Disk labels changed the shape of the problem. Now a runner could carry an 8-core label plus three disk settings, while a different job down the queue asked for plain 8 cores. That second request is a strict subset of the first runner's labels, so GitHub considered the big-disk runner a perfectly valid home for the small job. The more optional labels we added, the more supersets existed, and the more often a heavyweight runner would reach down and grab a job meant for something simpler.
This is the subset/superset problem, and it isn't a GitHub bug. It's how the matching is designed to work. The mistake was ours. We were describing runners in a way that let them overlap.
The first fix, which we threw away
Our first instinct was to police it. We built a registration gate: a holding state for new runners and a background task that compared label sets and decided, for each runner, whether it was safe to let it accept a job yet. If a runner's labels were a superset of some other queued job, hold it back.
It worked. It was also slow and fragile. We'd added a queue, a reconciliation loop, and a new failure mode to a path whose whole selling point is that a runner shows up in about a minute. Every job now waited on a scheduler reasoning about set theory. We shipped it, lived with it for a bit, didn't like it, and pulled it back out.

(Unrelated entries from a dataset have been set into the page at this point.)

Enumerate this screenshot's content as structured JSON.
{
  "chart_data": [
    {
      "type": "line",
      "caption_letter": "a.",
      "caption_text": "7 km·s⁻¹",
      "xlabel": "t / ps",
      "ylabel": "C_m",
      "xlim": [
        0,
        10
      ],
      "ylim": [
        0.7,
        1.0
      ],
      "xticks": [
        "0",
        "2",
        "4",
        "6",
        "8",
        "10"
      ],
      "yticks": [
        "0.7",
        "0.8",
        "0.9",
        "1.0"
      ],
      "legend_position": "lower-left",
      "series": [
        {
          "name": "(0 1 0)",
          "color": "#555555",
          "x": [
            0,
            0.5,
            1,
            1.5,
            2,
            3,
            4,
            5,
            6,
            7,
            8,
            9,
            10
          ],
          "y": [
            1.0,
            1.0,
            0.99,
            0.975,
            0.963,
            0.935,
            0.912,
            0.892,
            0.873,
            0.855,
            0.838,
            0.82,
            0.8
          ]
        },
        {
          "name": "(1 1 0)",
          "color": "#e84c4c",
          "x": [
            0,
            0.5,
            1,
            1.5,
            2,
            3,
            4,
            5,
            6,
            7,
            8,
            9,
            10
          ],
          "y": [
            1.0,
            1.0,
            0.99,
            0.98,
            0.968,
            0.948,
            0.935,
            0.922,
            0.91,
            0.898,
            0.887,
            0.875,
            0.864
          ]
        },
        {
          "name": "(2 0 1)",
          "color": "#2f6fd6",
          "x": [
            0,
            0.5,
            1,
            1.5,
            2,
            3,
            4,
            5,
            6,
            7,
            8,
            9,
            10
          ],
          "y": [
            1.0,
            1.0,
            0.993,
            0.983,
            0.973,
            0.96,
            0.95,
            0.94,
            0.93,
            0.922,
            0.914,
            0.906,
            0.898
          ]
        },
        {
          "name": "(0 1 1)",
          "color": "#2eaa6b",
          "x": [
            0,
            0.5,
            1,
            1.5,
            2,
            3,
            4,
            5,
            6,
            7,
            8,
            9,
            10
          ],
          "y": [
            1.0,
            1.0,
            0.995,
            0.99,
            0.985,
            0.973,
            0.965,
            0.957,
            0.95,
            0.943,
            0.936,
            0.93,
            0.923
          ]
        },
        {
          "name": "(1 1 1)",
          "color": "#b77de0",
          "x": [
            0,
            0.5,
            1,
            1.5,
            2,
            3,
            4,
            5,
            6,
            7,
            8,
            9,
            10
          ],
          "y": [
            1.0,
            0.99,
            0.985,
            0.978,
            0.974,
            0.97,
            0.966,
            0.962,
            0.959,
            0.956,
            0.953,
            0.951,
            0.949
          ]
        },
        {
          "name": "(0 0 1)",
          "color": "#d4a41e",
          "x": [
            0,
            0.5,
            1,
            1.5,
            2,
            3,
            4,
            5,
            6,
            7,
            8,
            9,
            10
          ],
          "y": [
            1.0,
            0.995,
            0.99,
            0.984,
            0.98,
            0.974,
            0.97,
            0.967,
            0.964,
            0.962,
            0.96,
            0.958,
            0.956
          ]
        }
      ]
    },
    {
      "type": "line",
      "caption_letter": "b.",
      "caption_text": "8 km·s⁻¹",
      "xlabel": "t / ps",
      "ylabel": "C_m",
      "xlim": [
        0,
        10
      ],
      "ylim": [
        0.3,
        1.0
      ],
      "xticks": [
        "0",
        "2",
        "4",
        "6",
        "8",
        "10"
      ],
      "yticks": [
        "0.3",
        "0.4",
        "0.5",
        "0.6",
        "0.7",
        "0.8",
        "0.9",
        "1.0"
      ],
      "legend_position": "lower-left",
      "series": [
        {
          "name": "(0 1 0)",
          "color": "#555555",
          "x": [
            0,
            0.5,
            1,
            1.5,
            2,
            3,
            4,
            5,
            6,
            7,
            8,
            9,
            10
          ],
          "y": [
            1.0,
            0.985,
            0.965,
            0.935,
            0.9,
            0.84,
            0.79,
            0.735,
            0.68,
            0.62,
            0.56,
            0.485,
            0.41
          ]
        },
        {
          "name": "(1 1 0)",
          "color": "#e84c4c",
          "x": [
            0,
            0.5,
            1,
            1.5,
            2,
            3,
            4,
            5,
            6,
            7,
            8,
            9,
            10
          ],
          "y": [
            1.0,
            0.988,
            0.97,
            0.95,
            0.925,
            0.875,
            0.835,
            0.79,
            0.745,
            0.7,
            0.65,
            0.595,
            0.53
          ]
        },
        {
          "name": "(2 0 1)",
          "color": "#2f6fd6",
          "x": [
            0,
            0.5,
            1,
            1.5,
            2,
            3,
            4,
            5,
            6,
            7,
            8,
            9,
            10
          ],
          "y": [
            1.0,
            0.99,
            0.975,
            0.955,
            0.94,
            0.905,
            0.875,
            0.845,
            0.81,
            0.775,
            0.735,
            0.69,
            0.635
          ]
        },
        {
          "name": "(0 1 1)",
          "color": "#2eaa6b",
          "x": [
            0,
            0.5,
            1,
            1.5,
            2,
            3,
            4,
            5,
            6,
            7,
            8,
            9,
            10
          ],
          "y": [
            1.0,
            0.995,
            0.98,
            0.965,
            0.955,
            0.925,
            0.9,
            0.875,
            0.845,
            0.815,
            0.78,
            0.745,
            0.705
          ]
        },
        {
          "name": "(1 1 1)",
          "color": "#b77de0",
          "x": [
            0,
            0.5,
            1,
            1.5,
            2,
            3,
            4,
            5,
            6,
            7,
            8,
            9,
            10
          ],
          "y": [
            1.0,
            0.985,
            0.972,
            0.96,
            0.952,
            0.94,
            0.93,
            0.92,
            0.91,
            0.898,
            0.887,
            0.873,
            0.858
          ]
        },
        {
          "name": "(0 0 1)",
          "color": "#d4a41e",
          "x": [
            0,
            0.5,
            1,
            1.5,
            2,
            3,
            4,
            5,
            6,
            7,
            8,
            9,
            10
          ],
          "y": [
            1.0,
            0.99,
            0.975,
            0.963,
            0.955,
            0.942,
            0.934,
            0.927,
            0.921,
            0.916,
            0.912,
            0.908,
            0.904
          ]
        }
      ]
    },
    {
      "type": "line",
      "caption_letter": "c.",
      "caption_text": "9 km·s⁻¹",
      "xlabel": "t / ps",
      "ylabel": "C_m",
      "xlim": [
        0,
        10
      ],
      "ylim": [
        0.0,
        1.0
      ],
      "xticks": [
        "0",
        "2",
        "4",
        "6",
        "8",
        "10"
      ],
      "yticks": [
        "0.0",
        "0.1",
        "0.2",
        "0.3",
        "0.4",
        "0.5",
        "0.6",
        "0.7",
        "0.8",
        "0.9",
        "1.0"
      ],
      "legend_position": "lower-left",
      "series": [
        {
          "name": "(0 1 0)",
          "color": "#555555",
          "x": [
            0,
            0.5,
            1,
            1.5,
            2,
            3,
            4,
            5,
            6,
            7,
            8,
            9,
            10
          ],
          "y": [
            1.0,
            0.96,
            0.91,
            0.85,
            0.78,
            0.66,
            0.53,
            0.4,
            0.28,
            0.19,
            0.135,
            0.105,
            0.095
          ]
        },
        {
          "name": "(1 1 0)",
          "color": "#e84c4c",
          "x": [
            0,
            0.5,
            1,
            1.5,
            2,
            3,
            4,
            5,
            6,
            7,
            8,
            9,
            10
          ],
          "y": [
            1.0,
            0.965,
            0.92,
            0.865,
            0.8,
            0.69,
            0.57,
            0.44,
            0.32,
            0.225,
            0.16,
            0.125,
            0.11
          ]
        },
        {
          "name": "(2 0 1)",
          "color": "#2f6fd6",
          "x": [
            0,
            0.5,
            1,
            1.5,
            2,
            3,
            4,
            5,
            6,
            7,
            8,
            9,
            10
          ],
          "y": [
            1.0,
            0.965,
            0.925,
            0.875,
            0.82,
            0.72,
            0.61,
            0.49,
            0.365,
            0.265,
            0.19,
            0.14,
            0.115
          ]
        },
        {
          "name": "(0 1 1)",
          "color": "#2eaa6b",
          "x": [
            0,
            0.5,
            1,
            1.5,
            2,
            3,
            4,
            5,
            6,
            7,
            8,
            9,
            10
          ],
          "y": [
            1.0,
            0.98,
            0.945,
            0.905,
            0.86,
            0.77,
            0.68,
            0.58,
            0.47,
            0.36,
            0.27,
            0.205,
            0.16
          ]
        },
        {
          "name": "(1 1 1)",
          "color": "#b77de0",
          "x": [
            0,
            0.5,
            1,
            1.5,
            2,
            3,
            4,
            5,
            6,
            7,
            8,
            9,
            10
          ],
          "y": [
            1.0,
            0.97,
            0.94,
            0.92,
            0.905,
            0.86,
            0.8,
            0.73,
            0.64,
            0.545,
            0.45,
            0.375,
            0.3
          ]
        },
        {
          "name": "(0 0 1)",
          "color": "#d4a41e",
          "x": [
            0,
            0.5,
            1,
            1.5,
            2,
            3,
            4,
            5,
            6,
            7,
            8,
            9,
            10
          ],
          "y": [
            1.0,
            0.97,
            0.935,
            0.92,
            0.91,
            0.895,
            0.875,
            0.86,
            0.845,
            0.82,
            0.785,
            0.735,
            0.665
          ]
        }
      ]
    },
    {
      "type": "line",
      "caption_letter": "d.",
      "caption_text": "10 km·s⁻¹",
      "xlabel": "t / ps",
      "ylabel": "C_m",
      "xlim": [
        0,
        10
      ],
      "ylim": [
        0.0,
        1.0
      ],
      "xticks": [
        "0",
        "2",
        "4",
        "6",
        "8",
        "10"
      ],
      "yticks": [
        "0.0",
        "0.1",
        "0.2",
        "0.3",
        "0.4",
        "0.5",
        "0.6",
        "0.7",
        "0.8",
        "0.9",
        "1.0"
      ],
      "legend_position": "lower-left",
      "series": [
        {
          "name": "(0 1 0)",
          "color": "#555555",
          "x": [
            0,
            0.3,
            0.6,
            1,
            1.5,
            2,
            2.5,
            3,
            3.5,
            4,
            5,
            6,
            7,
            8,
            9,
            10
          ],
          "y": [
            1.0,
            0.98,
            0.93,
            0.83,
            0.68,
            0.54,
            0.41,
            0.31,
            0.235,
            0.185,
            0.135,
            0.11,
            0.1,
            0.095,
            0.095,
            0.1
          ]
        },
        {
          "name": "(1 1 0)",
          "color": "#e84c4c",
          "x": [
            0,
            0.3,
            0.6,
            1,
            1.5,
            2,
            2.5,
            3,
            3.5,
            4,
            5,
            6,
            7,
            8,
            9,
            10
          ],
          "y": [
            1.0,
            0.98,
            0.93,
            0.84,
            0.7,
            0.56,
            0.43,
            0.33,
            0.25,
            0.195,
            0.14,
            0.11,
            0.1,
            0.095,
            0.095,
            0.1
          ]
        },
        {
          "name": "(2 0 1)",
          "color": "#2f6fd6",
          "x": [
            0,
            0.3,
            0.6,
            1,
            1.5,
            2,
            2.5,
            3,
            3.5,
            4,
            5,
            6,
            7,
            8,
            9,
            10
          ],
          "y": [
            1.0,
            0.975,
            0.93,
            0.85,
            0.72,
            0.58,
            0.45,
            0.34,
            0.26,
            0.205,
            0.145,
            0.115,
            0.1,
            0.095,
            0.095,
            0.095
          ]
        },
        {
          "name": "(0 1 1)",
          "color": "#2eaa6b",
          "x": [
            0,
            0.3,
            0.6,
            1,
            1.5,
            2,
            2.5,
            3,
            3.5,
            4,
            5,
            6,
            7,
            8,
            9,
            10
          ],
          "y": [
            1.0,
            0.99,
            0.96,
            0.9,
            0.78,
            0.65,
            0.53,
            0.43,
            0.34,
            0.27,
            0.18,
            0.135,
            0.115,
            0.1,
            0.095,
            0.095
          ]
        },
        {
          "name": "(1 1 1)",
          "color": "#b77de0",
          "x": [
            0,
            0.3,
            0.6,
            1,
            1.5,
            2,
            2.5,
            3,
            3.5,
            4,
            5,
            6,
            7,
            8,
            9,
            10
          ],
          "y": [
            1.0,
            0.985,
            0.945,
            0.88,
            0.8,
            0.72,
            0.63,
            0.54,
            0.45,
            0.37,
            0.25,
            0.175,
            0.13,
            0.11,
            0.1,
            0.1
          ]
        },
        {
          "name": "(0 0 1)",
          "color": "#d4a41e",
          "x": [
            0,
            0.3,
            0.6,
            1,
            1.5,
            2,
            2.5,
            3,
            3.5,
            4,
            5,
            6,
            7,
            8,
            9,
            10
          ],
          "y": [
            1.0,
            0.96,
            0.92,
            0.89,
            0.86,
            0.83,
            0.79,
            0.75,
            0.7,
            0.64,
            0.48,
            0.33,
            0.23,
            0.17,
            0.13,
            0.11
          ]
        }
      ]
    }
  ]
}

The lesson was that we were solving the wrong problem. We didn't need to referee overlapping labels. We needed to stop the labels overlapping.
The actual fix: stop the labels overlapping
The version we shipped is much smaller. Pack everything a job needs into one label, led by machine — the word that routes the job to us:
runs-on: machine/cpu=8/disk_size=500That single long string is the whole change. To GitHub it's one label, not a set, so it can't be a subset or superset of anything else, and the overlap that caused the stealing has nowhere to form. A runner for machine/cpu=8/disk_size=500 is no longer a stand-in for a job asking machine/cpu=8 — different labels, not one nested in the other.
A unique tag like id=${{ github.run_id }} is still welcome, and handy for marking matrix legs, but it's a nice-to-have, not the fix. Even two jobs running at once with identical labels are fine: each still gets its own runner.
Your existing workflows are fine
If you're reading this thinking you now have to go and rewrite every pipeline you own, you don't. The older style, where you list each label separately, still works exactly as it did. Nothing you've already shipped will break.
We're just not recommending it anymore. New examples in our docs use the packed label, and if you run a lot of jobs at once, matrix sweeps especially, that's where the old separate-label style could bite. Move to one packed label and the overlap can't happen. Leave your old workflows alone and they'll keep running as they always have.
That's the whole change. One label instead of a set, a bug that can't form anymore, and an optional id to name a run.